Joshua Parker, an instructional coach and the 2012 Maryland Teacher of the Year, described the cage this way: "A lot of first-year teachers come in with these ideas about 'here's what I can do, I can conquer the world,' and then reality comes in. Reality is the students who are in front of them who may not share their affinity for long prose and poems, but also reality is that there are so many different mandates—district, state, local, school—that they have to juggle and manage while still [trying] to teach like they really want to teach." 

Cage-busters, Hess and the panelists said, can remain in the classroom to teach, but they're empowered to add their voices to policy discussions in their school, district, or even state. Teacher leadership has been an increasingly popular movement across the country in the past few years, partly due to teachers' growing frustration with education policy being driven by non-educators.

Wendy Uptain, the research and development lead of strategic initiatives for the nonprofit Hope Street Group, which hosts a teacher fellowship program, said she's noticed that career-changer teachers are less intimidated to go to the superintendent with a proposal or ask a legislator to come to the classroom. That's a mentality that more teachers should adopt, she said: "I would say teachers don't ask, just do. You have a lot of power." 

Hess and the panelists called for teacher-prep programs to tackle teacher leadership and authority. Most professional development, Hess said, doesn't address how teachers can come up with workable solutions or build working relationships with policymakers.

Parker stressed the importance of fellowships and professional communities that offer a space for teachers to talk about what they can do to break through the bureaucracy to feel empowered—and remember their love for teaching that can get buried under paperwork and mandated policies. 

Last May, a national survey found that only about half of teachers said their opinions were heard in decisions at the school level, and only 19 percent thought their voices were considered at the district level. Five percent or fewer of teachers felt their opinions were heard at the state or national levels.  

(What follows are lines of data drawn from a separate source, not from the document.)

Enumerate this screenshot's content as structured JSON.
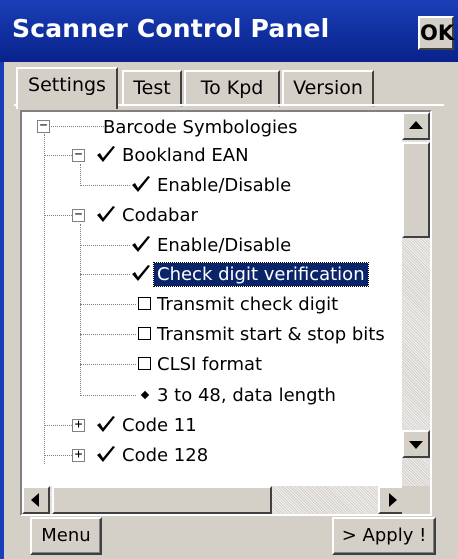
{
  "window": {
    "title": "Scanner Control Panel",
    "ok_label": "OK"
  },
  "tabs": [
    {
      "label": "Settings",
      "active": true
    },
    {
      "label": "Test",
      "active": false
    },
    {
      "label": "To Kpd",
      "active": false
    },
    {
      "label": "Version",
      "active": false
    }
  ],
  "tree": {
    "root": {
      "label": "Barcode Symbologies",
      "expander": "−"
    },
    "items": [
      {
        "label": "Bookland EAN",
        "state": "checked",
        "expander": "−"
      },
      {
        "label": "Enable/Disable",
        "state": "checked"
      },
      {
        "label": "Codabar",
        "state": "checked",
        "expander": "−"
      },
      {
        "label": "Enable/Disable",
        "state": "checked"
      },
      {
        "label": "Check digit verification",
        "state": "checked",
        "selected": true
      },
      {
        "label": "Transmit check digit",
        "state": "unchecked"
      },
      {
        "label": "Transmit start & stop bits",
        "state": "unchecked"
      },
      {
        "label": "CLSI format",
        "state": "unchecked"
      },
      {
        "label": "3 to 48, data length",
        "state": "value"
      },
      {
        "label": "Code 11",
        "state": "checked",
        "expander": "+"
      },
      {
        "label": "Code 128",
        "state": "checked",
        "expander": "+"
      }
    ]
  },
  "buttons": {
    "menu_label": "Menu",
    "apply_label": "> Apply !"
  },
  "icons": {
    "ok": "ok-button",
    "check": "checkmark-icon",
    "unchecked": "empty-checkbox-icon",
    "value": "diamond-bullet-icon",
    "scroll_up": "triangle-up-icon",
    "scroll_down": "triangle-down-icon",
    "scroll_left": "triangle-left-icon",
    "scroll_right": "triangle-right-icon"
  },
  "colors": {
    "titlebar": "#0a2a9a",
    "selection": "#0a246a",
    "face": "#d4d0c8"
  }
}
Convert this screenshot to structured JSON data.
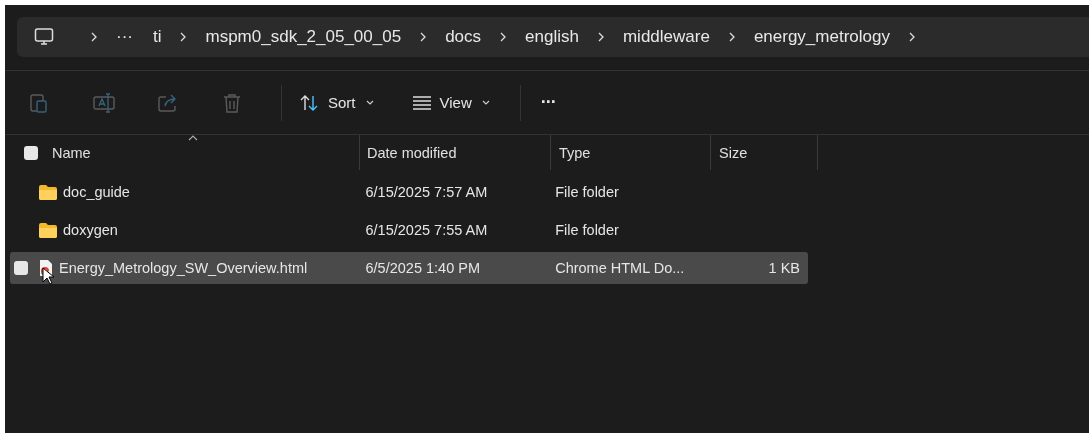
{
  "breadcrumb": {
    "overflow": "···",
    "items": [
      "ti",
      "mspm0_sdk_2_05_00_05",
      "docs",
      "english",
      "middleware",
      "energy_metrology"
    ]
  },
  "toolbar": {
    "actions": [
      {
        "kind": "paste",
        "disabled": true
      },
      {
        "kind": "rename",
        "disabled": true
      },
      {
        "kind": "share",
        "disabled": true
      },
      {
        "kind": "delete",
        "disabled": true
      }
    ],
    "menus": [
      {
        "kind": "sort",
        "label": "Sort"
      },
      {
        "kind": "view",
        "label": "View"
      }
    ],
    "more": "···"
  },
  "table": {
    "select_all": {
      "checked": false
    },
    "columns": [
      "Name",
      "Date modified",
      "Type",
      "Size"
    ],
    "rows": [
      {
        "kind": "folder",
        "name": "doc_guide",
        "date": "6/15/2025 7:57 AM",
        "type": "File folder",
        "size": "",
        "selected": false
      },
      {
        "kind": "folder",
        "name": "doxygen",
        "date": "6/15/2025 7:55 AM",
        "type": "File folder",
        "size": "",
        "selected": false
      },
      {
        "kind": "html",
        "name": "Energy_Metrology_SW_Overview.html",
        "date": "6/5/2025 1:40 PM",
        "type": "Chrome HTML Do...",
        "size": "1 KB",
        "selected": true
      }
    ]
  }
}
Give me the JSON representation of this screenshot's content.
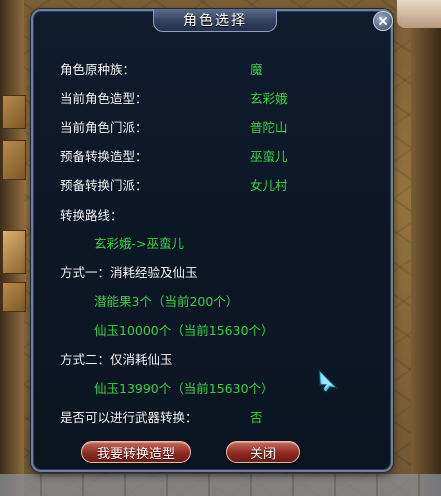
{
  "dialog": {
    "title": "角色选择",
    "fields": [
      {
        "label": "角色原种族：",
        "value": "魔"
      },
      {
        "label": "当前角色造型：",
        "value": "玄彩娥"
      },
      {
        "label": "当前角色门派：",
        "value": "普陀山"
      },
      {
        "label": "预备转换造型：",
        "value": "巫蛮儿"
      },
      {
        "label": "预备转换门派：",
        "value": "女儿村"
      }
    ],
    "route": {
      "label": "转换路线：",
      "value": "玄彩娥->巫蛮儿"
    },
    "method_one": {
      "label": "方式一：消耗经验及仙玉",
      "items": [
        "潜能果3个（当前200个）",
        "仙玉10000个（当前15630个）"
      ]
    },
    "method_two": {
      "label": "方式二：仅消耗仙玉",
      "items": [
        "仙玉13990个（当前15630个）"
      ]
    },
    "weapon": {
      "label": "是否可以进行武器转换：",
      "value": "否"
    },
    "buttons": {
      "transform": "我要转换造型",
      "close": "关闭"
    }
  },
  "icons": {
    "close": "close-icon",
    "cursor": "pointer-cursor-icon"
  },
  "colors": {
    "label_text": "#f2f2f2",
    "value_text": "#39d146",
    "panel_bg": "#0c1726",
    "button_red": "#8e2b22"
  }
}
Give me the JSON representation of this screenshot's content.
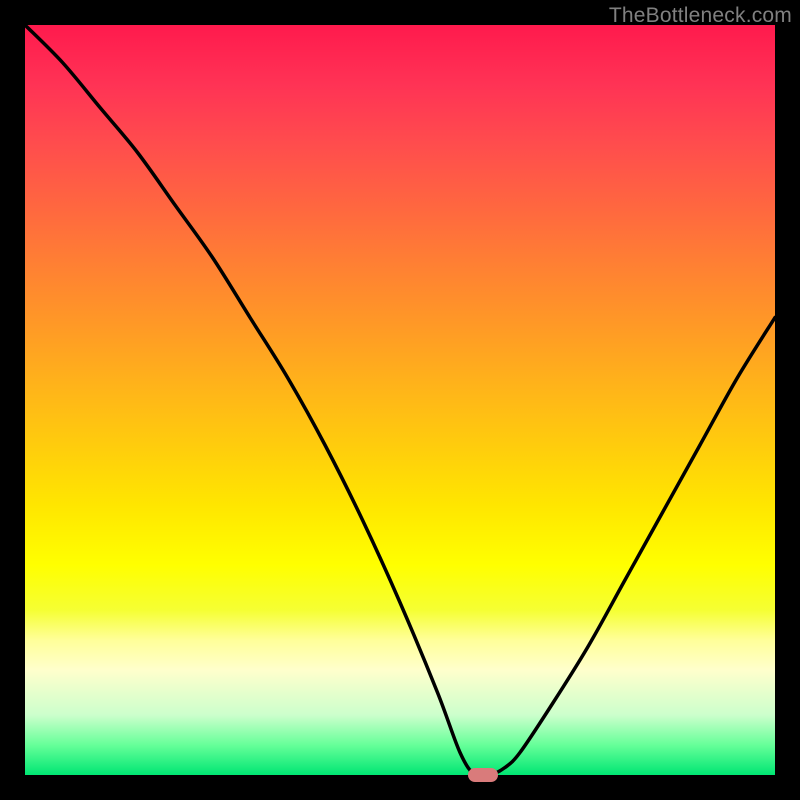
{
  "watermark": "TheBottleneck.com",
  "chart_data": {
    "type": "line",
    "title": "",
    "xlabel": "",
    "ylabel": "",
    "xlim": [
      0,
      100
    ],
    "ylim": [
      0,
      100
    ],
    "grid": false,
    "background_gradient": {
      "top": "#ff1a4d",
      "mid": "#ffe600",
      "bottom": "#00e673"
    },
    "series": [
      {
        "name": "bottleneck-curve",
        "color": "#000000",
        "x": [
          0,
          5,
          10,
          15,
          20,
          25,
          30,
          35,
          40,
          45,
          50,
          55,
          58,
          60,
          62,
          64,
          66,
          70,
          75,
          80,
          85,
          90,
          95,
          100
        ],
        "y": [
          100,
          95,
          89,
          83,
          76,
          69,
          61,
          53,
          44,
          34,
          23,
          11,
          3,
          0,
          0,
          1,
          3,
          9,
          17,
          26,
          35,
          44,
          53,
          61
        ]
      }
    ],
    "marker": {
      "x": 61,
      "y": 0,
      "color": "#d97b7b"
    }
  }
}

"As a guy who mostly writes about 'policy' and 'leadership,' I'm the first to admit that this stuff can feel pretty far removed from the critical work that happens every day in classroom," Hess wrote in an Education Week blog post. "That's a problem. It causes policymakers and system leaders to underestimate the distance between ambitious plans and their practical impact. And it can make educators feel powerless and like nobody cares what they think. The insight behind cage-busting is that we're all much, much better off when there is a healthy partnership between talkers and doers."